UVA students aid the underserved

College students are a unique beast. They come and go without leaving a trace. Once in a blue moon, however, some will leave a mark on the community. Steve Bishop and other UVA medical and nursing students will do just that. They have founded Charlottesville Health Access (CHA), an agency that helps the homeless and the underserved with medical screenings and navigation through the health care system at UVA.

CHA will soon open its doors in The Haven, a hub of services for the homeless and the working poor, formerly known as the First Street Church Project, financed by Hollywood director and UVA graduate Tom Shadyac, who directed Ace Ventura.

Bishop, president of CHA’s executive board and fourth-year med student, says that the idea took root in February of 2007, when a group of students met and conducted a health fair at PACEM, a homeless shelter.

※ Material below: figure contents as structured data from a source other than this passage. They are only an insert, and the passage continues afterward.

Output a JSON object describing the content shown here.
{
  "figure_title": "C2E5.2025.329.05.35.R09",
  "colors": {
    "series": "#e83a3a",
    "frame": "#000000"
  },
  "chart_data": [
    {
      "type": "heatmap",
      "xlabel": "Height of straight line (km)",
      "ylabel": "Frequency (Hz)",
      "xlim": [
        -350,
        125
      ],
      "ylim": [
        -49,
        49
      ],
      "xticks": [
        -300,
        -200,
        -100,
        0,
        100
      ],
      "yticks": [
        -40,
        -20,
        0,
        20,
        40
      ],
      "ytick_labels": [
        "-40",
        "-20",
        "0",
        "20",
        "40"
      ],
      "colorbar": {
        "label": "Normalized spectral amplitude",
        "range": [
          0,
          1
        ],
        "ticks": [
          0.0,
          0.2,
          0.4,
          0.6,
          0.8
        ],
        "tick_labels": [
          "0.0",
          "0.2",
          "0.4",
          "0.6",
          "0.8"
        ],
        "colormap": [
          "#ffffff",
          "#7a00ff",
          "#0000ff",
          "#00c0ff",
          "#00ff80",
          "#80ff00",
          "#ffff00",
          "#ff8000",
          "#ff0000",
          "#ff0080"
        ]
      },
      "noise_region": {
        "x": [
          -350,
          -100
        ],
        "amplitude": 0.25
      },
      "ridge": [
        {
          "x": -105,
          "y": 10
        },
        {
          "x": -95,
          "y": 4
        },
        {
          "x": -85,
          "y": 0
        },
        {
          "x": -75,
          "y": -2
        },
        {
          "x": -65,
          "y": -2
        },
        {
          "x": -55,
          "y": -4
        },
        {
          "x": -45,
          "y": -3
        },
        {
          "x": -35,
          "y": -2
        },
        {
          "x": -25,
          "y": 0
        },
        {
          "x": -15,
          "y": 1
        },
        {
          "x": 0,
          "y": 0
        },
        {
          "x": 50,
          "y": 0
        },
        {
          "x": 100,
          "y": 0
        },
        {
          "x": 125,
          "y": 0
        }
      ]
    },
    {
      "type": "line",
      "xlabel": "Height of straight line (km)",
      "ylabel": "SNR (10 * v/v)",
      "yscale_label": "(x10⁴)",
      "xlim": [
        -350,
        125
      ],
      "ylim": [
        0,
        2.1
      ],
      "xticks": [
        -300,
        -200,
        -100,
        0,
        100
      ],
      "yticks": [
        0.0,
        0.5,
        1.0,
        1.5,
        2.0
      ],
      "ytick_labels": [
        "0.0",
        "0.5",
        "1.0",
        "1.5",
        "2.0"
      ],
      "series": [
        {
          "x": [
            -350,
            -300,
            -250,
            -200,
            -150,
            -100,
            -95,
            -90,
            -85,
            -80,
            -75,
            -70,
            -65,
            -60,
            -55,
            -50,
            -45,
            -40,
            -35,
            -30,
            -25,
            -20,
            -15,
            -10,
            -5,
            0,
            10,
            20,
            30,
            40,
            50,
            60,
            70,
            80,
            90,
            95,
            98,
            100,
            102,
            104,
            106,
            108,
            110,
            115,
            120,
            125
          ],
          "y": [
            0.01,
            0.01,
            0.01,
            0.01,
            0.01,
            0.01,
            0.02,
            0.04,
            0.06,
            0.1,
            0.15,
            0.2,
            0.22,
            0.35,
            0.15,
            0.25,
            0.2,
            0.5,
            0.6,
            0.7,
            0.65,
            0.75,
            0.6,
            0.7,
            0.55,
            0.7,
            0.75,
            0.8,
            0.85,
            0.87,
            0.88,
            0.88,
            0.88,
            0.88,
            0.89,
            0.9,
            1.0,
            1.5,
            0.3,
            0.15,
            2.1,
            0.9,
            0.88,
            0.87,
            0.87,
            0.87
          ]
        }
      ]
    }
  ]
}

From that event, students and shelter advocates witnessed the need of basic medical services for the homeless population. “Through that, I recruited a couple of medical student colleagues and we held a community round table,” says Bishop. “We sort of came up with the idea that there are plenty of resources in Charlottesville and it’s just that we can’t get the homeless to access them.”

Practically, CHA offers aid in filling out prescriptions, making appointments and referrals, assisting a person with financial screening and medical record forms and providing transportation to medical appointments, among other things.

“It’s a great educational component for the students,” says Kimberly Farish, CHA’s executive director and former director of medical assistance program and emergency services at the Salvation Army. “It gives them the opportunity to learn to work with this population and I feel it helps them become better physicians and better nurses, because they look at the whole person.”

Essentially, CHA will be a “navigation center,” where people in the community who need assistance to get through the complicated UVA system can meet with a navigator.

“This person wouldn’t necessarily diagnose the illness, but do intake work, where we discover what [the person’s] current health care needs are and then we would assist them to meet those needs,” Bishop says.

CHA will also help its client financially with a prescription assistance program funded by Blue Moon Fund and the J&E Berkley Foundation.

Currently close to 15 med students volunteer for CHA. “We give some groundwork of what sort of health care issues homeless people face,” says Bishop.

While CHA is in no way officially associated with UVA, Bishop says that medical students were involved with PACEM even before the health fairs in 2007. “Charlottesville Health Access started though the Social Issues in Medicine course,” at the UVA Medical School, says Bishop.

In Charlottesville, the need to provide health care assistance is significant. “I think there is a huge need and it was fairly obvious when I was volunteering with PACEM and before we started CHA, that a lot of guys needed simple things,” such as help filling out a prescription and going to a doctor’s appointment, says Bishop. “Since we started, we have helped dozens of people meet those simple needs, and their health improved tremendously.”